Découverte

L'histoire de l'Hôtel de ville

Image de l'Hôtel de Ville et de sa cour d'Honneur

Situé au coeur de Nantes, l'Hôtel de Ville se compose de bâtiments différents, d'histoire comme d'architecture, édifiés au fil du temps pour contenir des services dont le développement allait de pair avec celui de la cité.

A l'origine, modeste manoir construit au milieu du XVe, appelé "Maison des Dervallières", puis "Maison de Bizart", l'hôtel de Derval a servi d'auberge sous le nom de "L'hostellerie de la Belle image".

C'est le 27 mars 1578 que la Ville prend possession de l'immeuble pour y installer un arsenal et pour y tenir les assemblées, le siège du Consulat et le bureau de l'Hôpital.

Le manoir comporte alors deux salles au rez-de-chaussée (dont la salle "Mellier" actuelle), deux salles à l'étage et des combles, un escalier en vis logé dans une tourelle reliant les différents niveaux.
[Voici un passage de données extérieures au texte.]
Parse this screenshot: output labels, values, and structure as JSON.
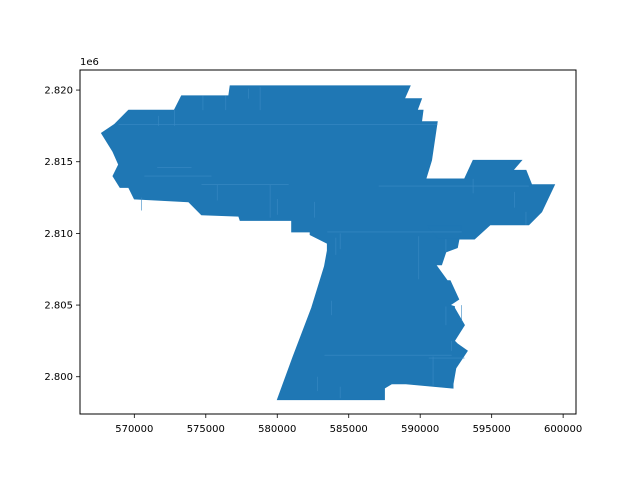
{
  "chart_data": {
    "type": "map",
    "title": "",
    "xlabel": "",
    "ylabel": "",
    "xlim": [
      566200,
      600900
    ],
    "ylim": [
      2797400,
      2821400
    ],
    "y_offset_label": "1e6",
    "x_ticks": [
      {
        "value": 570000,
        "label": "570000"
      },
      {
        "value": 575000,
        "label": "575000"
      },
      {
        "value": 580000,
        "label": "580000"
      },
      {
        "value": 585000,
        "label": "585000"
      },
      {
        "value": 590000,
        "label": "590000"
      },
      {
        "value": 595000,
        "label": "595000"
      },
      {
        "value": 600000,
        "label": "600000"
      }
    ],
    "y_ticks": [
      {
        "value": 2800000,
        "label": "2.800"
      },
      {
        "value": 2805000,
        "label": "2.805"
      },
      {
        "value": 2810000,
        "label": "2.810"
      },
      {
        "value": 2815000,
        "label": "2.815"
      },
      {
        "value": 2820000,
        "label": "2.820"
      }
    ],
    "grid": false,
    "fill_color": "#1f77b4",
    "edge_color": "#1f77b4",
    "seam_color": "#3a8ac4",
    "main_polygon": [
      [
        576700,
        2820300
      ],
      [
        589300,
        2820300
      ],
      [
        588900,
        2819400
      ],
      [
        590100,
        2819400
      ],
      [
        589800,
        2818600
      ],
      [
        590200,
        2818600
      ],
      [
        590100,
        2817800
      ],
      [
        591200,
        2817800
      ],
      [
        590800,
        2815100
      ],
      [
        590400,
        2813800
      ],
      [
        593100,
        2813800
      ],
      [
        593700,
        2815100
      ],
      [
        597100,
        2815100
      ],
      [
        596500,
        2814400
      ],
      [
        597400,
        2814400
      ],
      [
        597800,
        2813400
      ],
      [
        599400,
        2813400
      ],
      [
        598500,
        2811500
      ],
      [
        597600,
        2810600
      ],
      [
        594900,
        2810600
      ],
      [
        593800,
        2809600
      ],
      [
        591300,
        2809600
      ],
      [
        590500,
        2810500
      ],
      [
        592900,
        2810500
      ],
      [
        592600,
        2809000
      ],
      [
        591800,
        2808700
      ],
      [
        591500,
        2807800
      ],
      [
        591100,
        2807800
      ],
      [
        591900,
        2806700
      ],
      [
        592100,
        2806700
      ],
      [
        592700,
        2805400
      ],
      [
        592100,
        2805000
      ],
      [
        592400,
        2804900
      ],
      [
        592400,
        2804800
      ],
      [
        593100,
        2803600
      ],
      [
        592400,
        2802500
      ],
      [
        592600,
        2802300
      ],
      [
        593300,
        2801800
      ],
      [
        592500,
        2800600
      ],
      [
        592300,
        2799500
      ],
      [
        592300,
        2799200
      ],
      [
        589000,
        2799500
      ],
      [
        588000,
        2799500
      ],
      [
        587500,
        2799200
      ],
      [
        587500,
        2798400
      ],
      [
        580000,
        2798400
      ],
      [
        581100,
        2801400
      ],
      [
        582400,
        2804800
      ],
      [
        583300,
        2807700
      ],
      [
        583500,
        2808800
      ],
      [
        583500,
        2809300
      ],
      [
        582300,
        2809900
      ],
      [
        582300,
        2810100
      ],
      [
        581000,
        2810100
      ],
      [
        581000,
        2810900
      ],
      [
        577400,
        2810900
      ],
      [
        577300,
        2811200
      ],
      [
        574700,
        2811300
      ],
      [
        573800,
        2812200
      ],
      [
        570000,
        2812400
      ],
      [
        569600,
        2813200
      ],
      [
        569000,
        2813200
      ],
      [
        568500,
        2814000
      ],
      [
        568900,
        2814800
      ],
      [
        568500,
        2815700
      ],
      [
        567700,
        2817000
      ],
      [
        568600,
        2817600
      ],
      [
        569600,
        2818600
      ],
      [
        572800,
        2818600
      ],
      [
        573300,
        2819600
      ],
      [
        576600,
        2819600
      ]
    ],
    "seams": [
      [
        [
          579500,
          2813400
        ],
        [
          579500,
          2811100
        ]
      ],
      [
        [
          575800,
          2813400
        ],
        [
          575800,
          2812300
        ]
      ],
      [
        [
          572800,
          2818600
        ],
        [
          572800,
          2817500
        ]
      ],
      [
        [
          574800,
          2819600
        ],
        [
          574800,
          2818600
        ]
      ],
      [
        [
          576400,
          2819600
        ],
        [
          576400,
          2818600
        ]
      ],
      [
        [
          578800,
          2820200
        ],
        [
          578800,
          2818600
        ]
      ],
      [
        [
          580000,
          2812400
        ],
        [
          580000,
          2811300
        ]
      ],
      [
        [
          582600,
          2812200
        ],
        [
          582600,
          2811100
        ]
      ],
      [
        [
          584400,
          2810000
        ],
        [
          584400,
          2808900
        ]
      ],
      [
        [
          584100,
          2809700
        ],
        [
          584100,
          2808500
        ]
      ],
      [
        [
          589900,
          2809800
        ],
        [
          589900,
          2806800
        ]
      ],
      [
        [
          591800,
          2809600
        ],
        [
          591800,
          2808700
        ]
      ],
      [
        [
          591800,
          2804900
        ],
        [
          591800,
          2803600
        ]
      ],
      [
        [
          590900,
          2801400
        ],
        [
          590900,
          2799400
        ]
      ],
      [
        [
          592900,
          2805000
        ],
        [
          592900,
          2803900
        ]
      ],
      [
        [
          592200,
          2802500
        ],
        [
          592200,
          2801800
        ]
      ],
      [
        [
          582800,
          2800000
        ],
        [
          582800,
          2799000
        ]
      ],
      [
        [
          584400,
          2799300
        ],
        [
          584400,
          2798500
        ]
      ],
      [
        [
          583800,
          2805300
        ],
        [
          583800,
          2804300
        ]
      ],
      [
        [
          593700,
          2813800
        ],
        [
          593700,
          2812800
        ]
      ],
      [
        [
          596600,
          2812900
        ],
        [
          596600,
          2811800
        ]
      ],
      [
        [
          597400,
          2811500
        ],
        [
          597400,
          2810600
        ]
      ],
      [
        [
          570500,
          2812500
        ],
        [
          570500,
          2811600
        ]
      ],
      [
        [
          571700,
          2818200
        ],
        [
          571700,
          2817500
        ]
      ],
      [
        [
          578000,
          2820100
        ],
        [
          578000,
          2819400
        ]
      ],
      [
        [
          574700,
          2813400
        ],
        [
          580800,
          2813400
        ]
      ],
      [
        [
          568900,
          2817600
        ],
        [
          591200,
          2817600
        ]
      ],
      [
        [
          583500,
          2810100
        ],
        [
          592900,
          2810100
        ]
      ],
      [
        [
          590600,
          2801300
        ],
        [
          593100,
          2801300
        ]
      ],
      [
        [
          583300,
          2801500
        ],
        [
          592200,
          2801500
        ]
      ],
      [
        [
          587100,
          2813300
        ],
        [
          597600,
          2813300
        ]
      ],
      [
        [
          570700,
          2814000
        ],
        [
          575400,
          2814000
        ]
      ],
      [
        [
          571600,
          2814600
        ],
        [
          574000,
          2814600
        ]
      ]
    ]
  }
}
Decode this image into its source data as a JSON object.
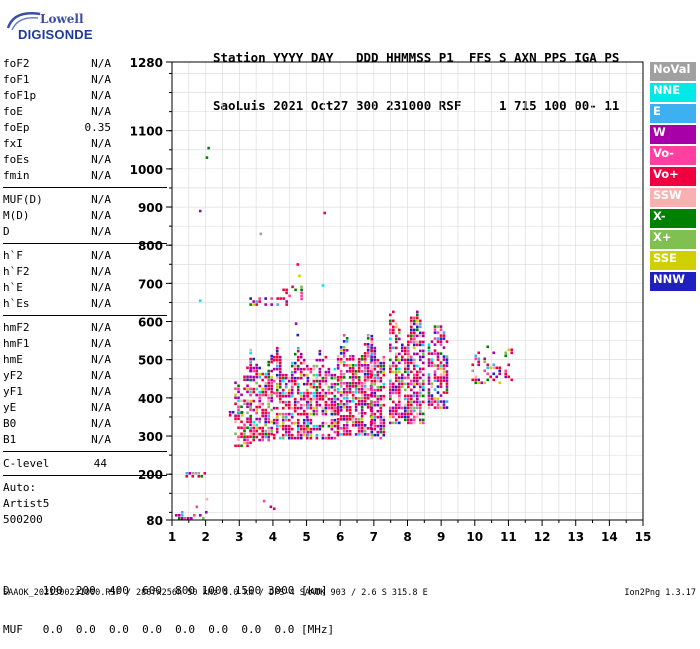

De la Cour d'honneur aux jardins de l'Hôtel de Ville

Les jardins de l'Hôtel de Ville.

Les premières restaurations et agrandissements n'ont lieu qu'au début du XVIIe siècle. Claude de Cornulier, maire de 1605 à 1607 fait édifier par Elie Remigerau, devant le petit manoir gothique, une galerie à arcades qui forme la façade principale de la mairie actuelle, et un bâtiment en retour sur le côté gauche, avec un rythme de pilastres réintroduisant des éléments empruntés à l'architecture antique.

Les trois niches d'origine abritent les vertus théologales (Foi, Espérance et Charité). C'est cette façade plus ornementée qui indique alors le corps de bâtiment principal. De 1645 à 1648, un portail monumental est édifié par les soins de Jacques Malherbe, architecte et sculpteur auteur de l'hôtel de Drouges (Rosmadec). Orné de pilastres et de colonnes, il porte les statues de Charles VIII, Louis XIII, d'Henri IV et de Louis XVIII. Vétuste à la Révolution, il est démoli en 1972.

Un portail formant arc de triomphe est commencé en 1808 et achevé sous le règne de Louis XVIII conçu par l'architecte-voyer Mathurin Peccot et sculpté par Debay. Touché par les bombardements, il est remplacé, en 1962 par la grille actuelle, oeuvre du maître-ferronier Subes, membre de l'institut.

De 1822 à 1829, un vaste programme de restauration et d'extension est entrepris sous la direction de l'architecte-voyer de la Ville, François-Félix Ogée : on construit dans la dernière travée de l'aile occidentale un grand escalier à deux volées montant à la salle des Fêtes, actuelle salle du Conseil municipal (l'escalier a été reconstruit après la guerre) ; la façade sud de cette aile est reconstruite et l'aile occidentale construite. Le XIXe siècle achève ainsi la configuration symétrique de l'Hôtel de Ville, un corps de bâtiment central entre deux ailes latérales dessinant la Cour d'honneur d'un hôtel entre cour et jardin, mais c'est l'aile à arcades qui prend valeur de bâtiment principal. Les raccords des différents corps de bâtiment sont amortis par des tourelles d'angle couvertes en bulbes sur plan carré.

Le beau jardin, situé derrière le bâtiment a quant à lui été dessiné en 1727 par l'ingénieur Jacques Goubert, sur les plans de l'architecte du Roi Gabriel. Refait en 1800, replanté en 1824, il présente aujourd'hui à peu près les mêmes dispositions qu'au XVIIIe siècle.